Lo bueno de saber escaparse

Huir, fugarse, escapar. Convertirse en un ser anónimo que vaga libre, perdido entre la muchedumbre, o en medio de un paisaje bucólico, alejado voluntariamente de la civilización aunque sea por un tiempo. Desde la antigüedad, la fantasía de la huida ha sido un sueño recurrente acunado por el hombre, que en general termina estrellándose sin remedio contra la realidad.

Remy Oudghiri, sociólogo y encuestador, parece haberle encontrado la vuelta a la utopía. Autor de “Pequeño elogio de la fuga del mundo”, convencido de que “el reto de la sociedad del futuro es reducir la contradicción entre los valores y los actos” palpa a diario, a través de su trabajo, cómo está vivo en todos aquel anhelo.

“La gente sueña con ello, lo veo en las encuestas. Hay una fascinación por la huida, por renunciar incluso al prestigio, sus normas y reglas y rituales y dejar de dar importancia al qué dirán”, ha dicho a La Vanguardia, para agregar “pero pocos lo ponen en práctica”.

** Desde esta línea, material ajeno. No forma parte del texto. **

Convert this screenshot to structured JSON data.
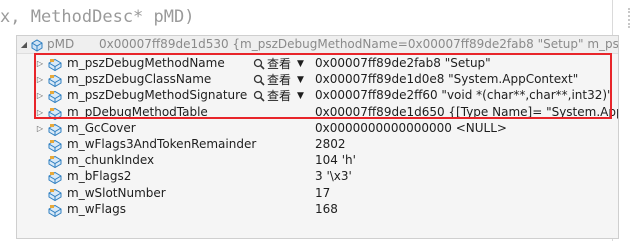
{
  "code_line": "x, MethodDesc* pMD)",
  "tooltip": {
    "header": {
      "name": "pMD",
      "value": "0x00007ff89de1d530 {m_pszDebugMethodName=0x00007ff89de2fab8 \"Setup\" m_pszDebugClassN"
    },
    "viewer_label": "查看",
    "rows": [
      {
        "name": "m_pszDebugMethodName",
        "value": "0x00007ff89de2fab8 \"Setup\"",
        "has_viewer": true,
        "expandable": true
      },
      {
        "name": "m_pszDebugClassName",
        "value": "0x00007ff89de1d0e8 \"System.AppContext\"",
        "has_viewer": true,
        "expandable": true
      },
      {
        "name": "m_pszDebugMethodSignature",
        "value": "0x00007ff89de2ff60 \"void *(char**,char**,int32)\"",
        "has_viewer": true,
        "expandable": true
      },
      {
        "name": "m_pDebugMethodTable",
        "value": "0x00007ff89de1d650 {[Type Name]= \"System.AppContex",
        "has_viewer": false,
        "expandable": true
      },
      {
        "name": "m_GcCover",
        "value": "0x0000000000000000 <NULL>",
        "has_viewer": false,
        "expandable": true
      },
      {
        "name": "m_wFlags3AndTokenRemainder",
        "value": "2802",
        "has_viewer": false,
        "expandable": false
      },
      {
        "name": "m_chunkIndex",
        "value": "104 'h'",
        "has_viewer": false,
        "expandable": false
      },
      {
        "name": "m_bFlags2",
        "value": "3 '\\x3'",
        "has_viewer": false,
        "expandable": false
      },
      {
        "name": "m_wSlotNumber",
        "value": "17",
        "has_viewer": false,
        "expandable": false
      },
      {
        "name": "m_wFlags",
        "value": "168",
        "has_viewer": false,
        "expandable": false
      }
    ]
  },
  "colors": {
    "highlight": "#e8252a",
    "field_icon": "#2f7fc1"
  }
}
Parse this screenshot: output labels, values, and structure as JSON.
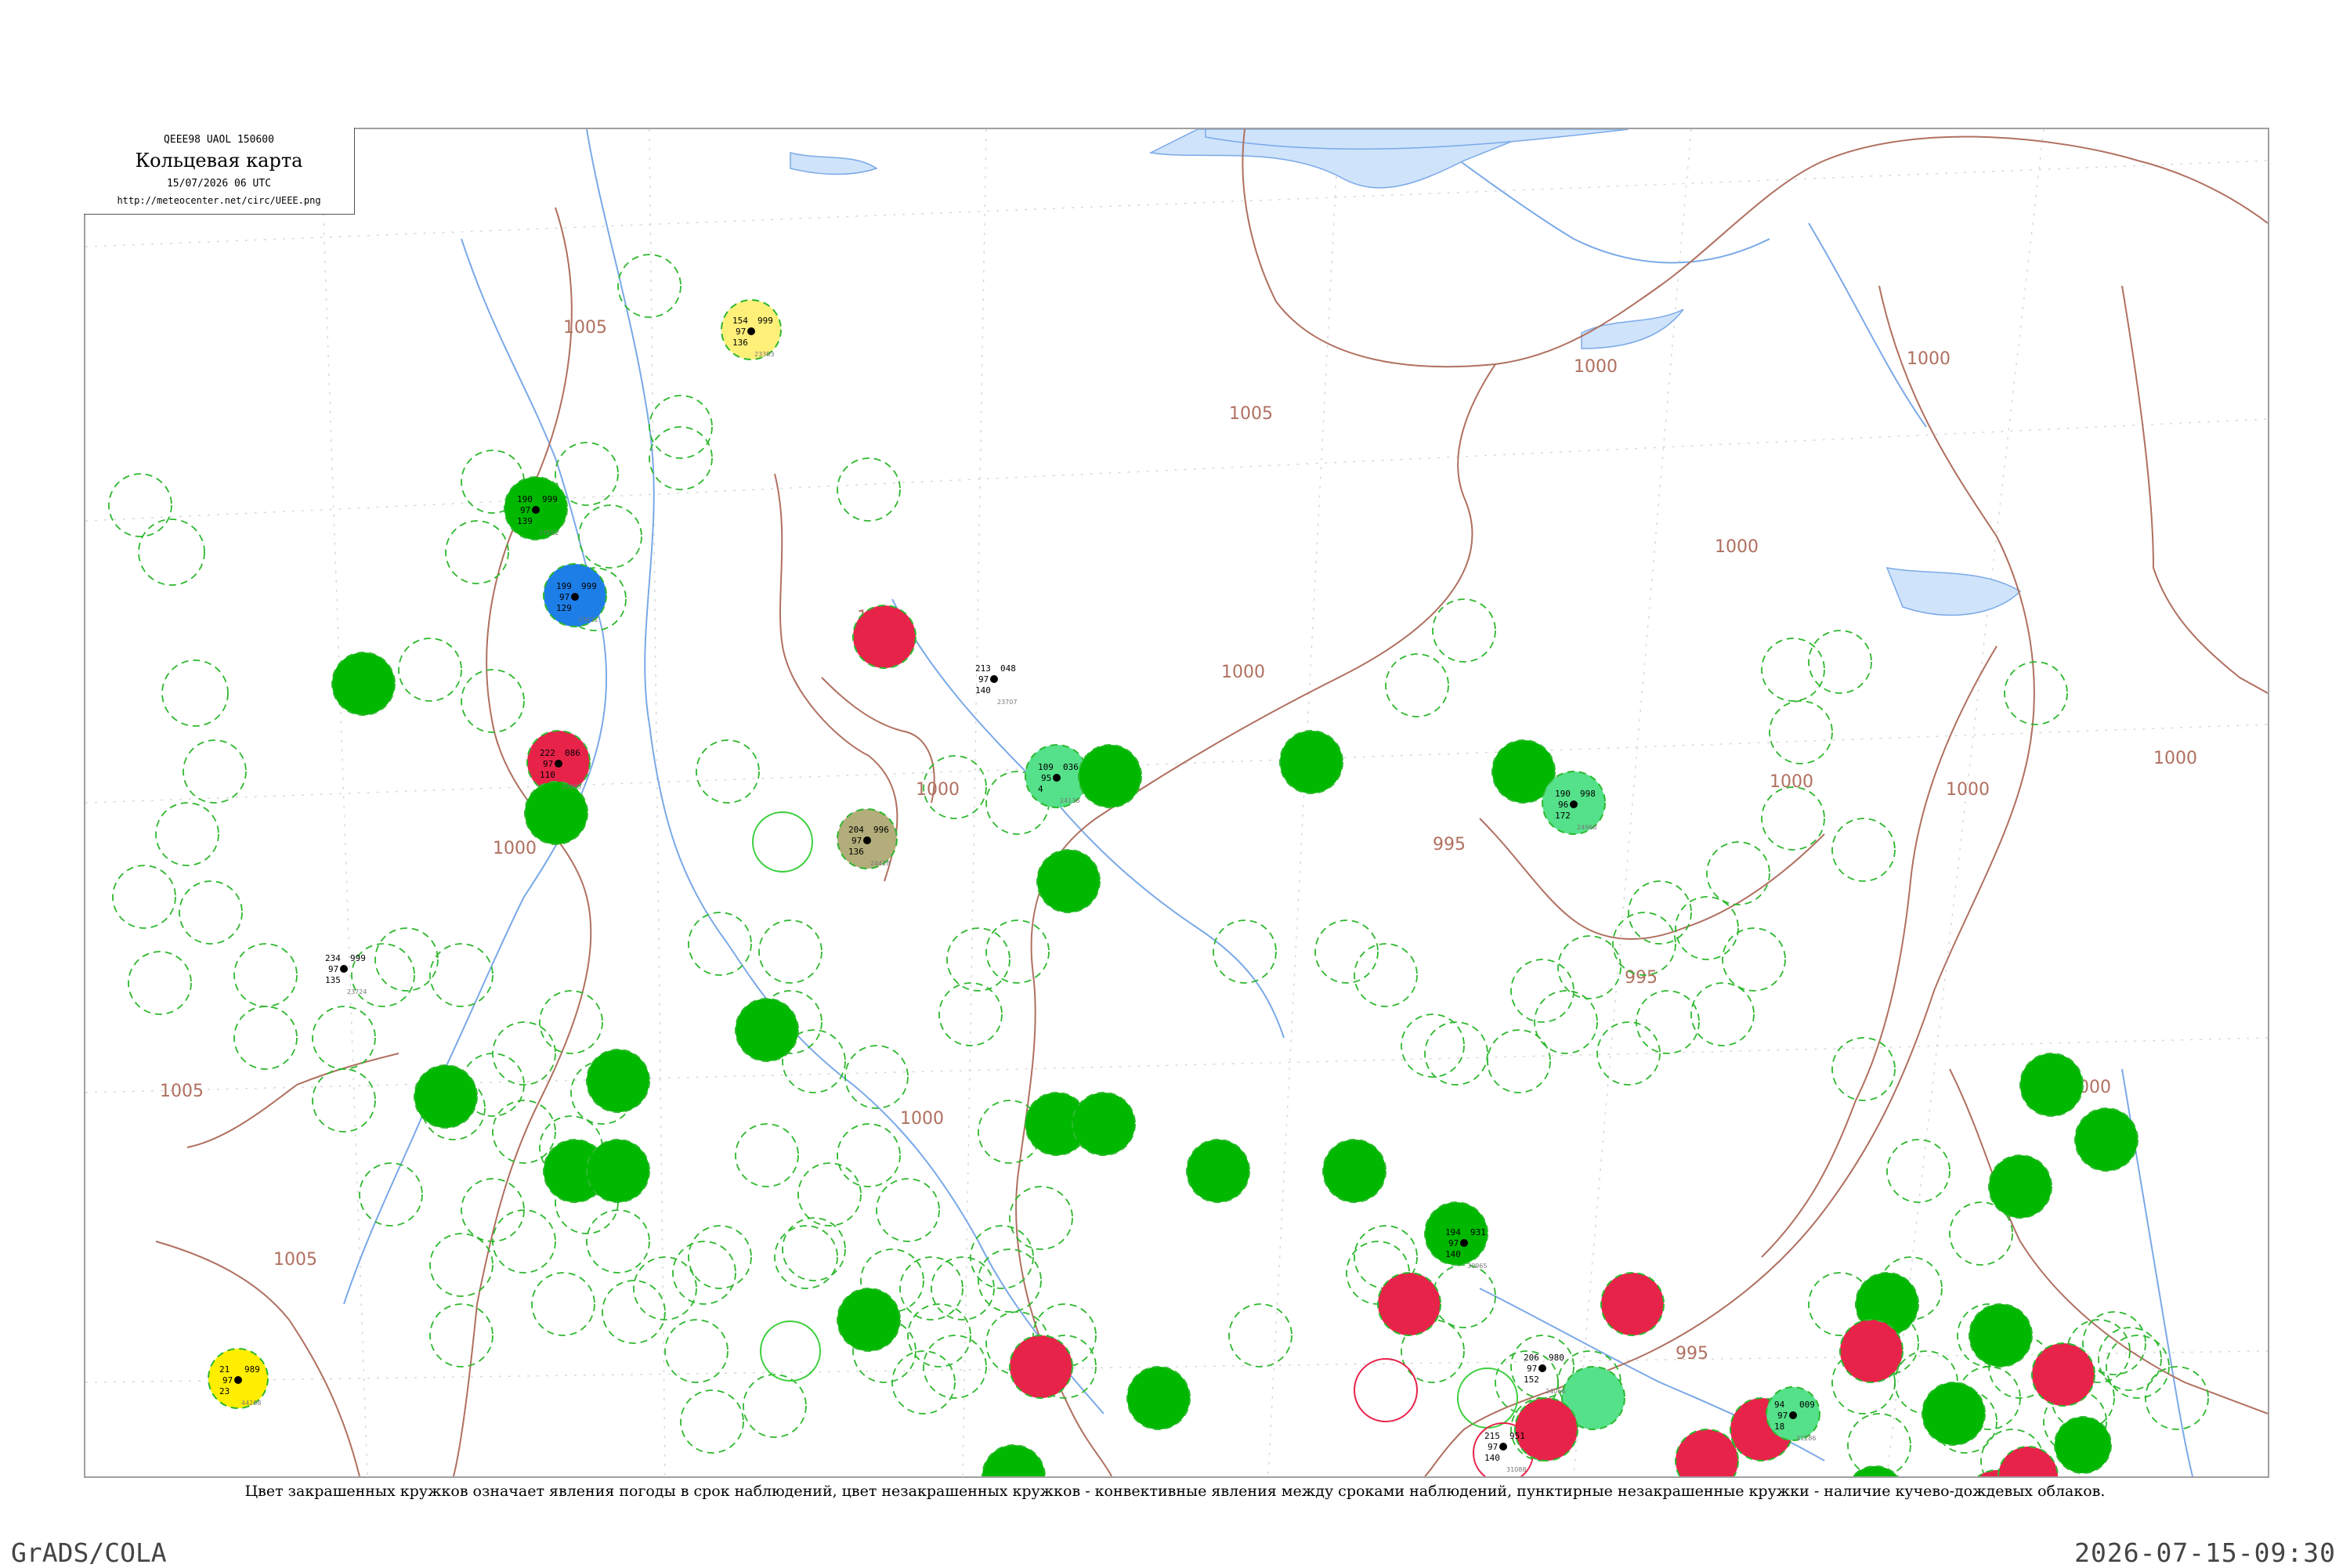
{
  "header": {
    "code": "QEEE98  UAOL  150600",
    "title": "Кольцевая карта",
    "datetime": "15/07/2026 06 UTC",
    "url": "http://meteocenter.net/circ/UEEE.png"
  },
  "caption": "Цвет закрашенных кружков означает явления погоды в срок наблюдений, цвет незакрашенных кружков - конвективные явления между сроками наблюдений, пунктирные незакрашенные кружки - наличие кучево-дождевых облаков.",
  "footer": {
    "software": "GrADS/COLA",
    "timestamp": "2026-07-15-09:30"
  },
  "colors": {
    "isobar": "#b07060",
    "river": "#7aa9e8",
    "dashed_ring": "#2eb82e",
    "rain": "#00b800",
    "shower_light": "#55e08a",
    "thunder": "#e8234a",
    "snow_blue": "#1e7ee8",
    "fog_olive": "#b2ad7a",
    "haze_yellow": "#fff07a",
    "dust_yellow": "#ffee00"
  },
  "isobar_labels": [
    "1005",
    "1005",
    "1005",
    "1000",
    "1000",
    "1000",
    "1000",
    "1000",
    "1000",
    "995",
    "995",
    "995",
    "1000",
    "1000",
    "1005",
    "1000",
    "1000",
    "1000",
    "1000",
    "1000"
  ],
  "stations": [
    {
      "t": "154",
      "p": "999",
      "v": "97",
      "d": "136",
      "id": "23383",
      "state": "haze"
    },
    {
      "t": "199",
      "p": "999",
      "v": "97",
      "d": "129",
      "id": "23631",
      "state": "snow"
    },
    {
      "t": "190",
      "p": "999",
      "v": "97",
      "d": "139",
      "id": "23552",
      "state": "rain"
    },
    {
      "t": "234",
      "p": "999",
      "v": "97",
      "d": "135",
      "id": "23724",
      "state": "ring"
    },
    {
      "t": "213",
      "p": "048",
      "v": "97",
      "d": "140",
      "id": "23707",
      "state": "ring"
    },
    {
      "t": "222",
      "p": "086",
      "v": "97",
      "d": "110",
      "id": "23933",
      "state": "thunder"
    },
    {
      "t": "206",
      "p": "980",
      "v": "97",
      "d": "152",
      "id": "24066",
      "state": "thunder"
    },
    {
      "t": "204",
      "p": "996",
      "v": "97",
      "d": "136",
      "id": "24418",
      "state": "fog"
    },
    {
      "t": "109",
      "p": "036",
      "v": "95",
      "d": "4",
      "id": "24136",
      "state": "shower"
    },
    {
      "t": "190",
      "p": "998",
      "v": "96",
      "d": "172",
      "id": "24966",
      "state": "shower"
    },
    {
      "t": "94",
      "p": "009",
      "v": "97",
      "d": "18",
      "id": "31286",
      "state": "shower"
    },
    {
      "t": "215",
      "p": "951",
      "v": "97",
      "d": "140",
      "id": "31088",
      "state": "thunder"
    },
    {
      "t": "21",
      "p": "989",
      "v": "97",
      "d": "23",
      "id": "44288",
      "state": "dust"
    },
    {
      "t": "194",
      "p": "931",
      "v": "97",
      "d": "140",
      "id": "30965",
      "state": "ring"
    }
  ]
}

Ciertamente, no es sencillo. Y, como bien decía Oscar Wilde, “ten cuidado con lo que deseas, puedes llegar a conseguirlo”. Por eso lo que Oudghidi propone no es llevar a cabo la gran utopía, por definición irrealizable, sino algo más concreto y terrenal.

Su idea de la huida, explica, no es escapar para siempre sino hacerlo para conectar con él en primer término y poder hacerlo después con los demás. Toma el concepto de Rousseau, entendiendo a la huida como el camino que conduce a la verdad individual.

La fuga de Ougdhini consiste en contemplar la belleza del alba. Dice que la maravilla de esa visión lo acompaña a lo largo de todo el día. Y está convencido de que si más gente lo pusiera en práctica, el mundo sería diferente. ¿Probamos?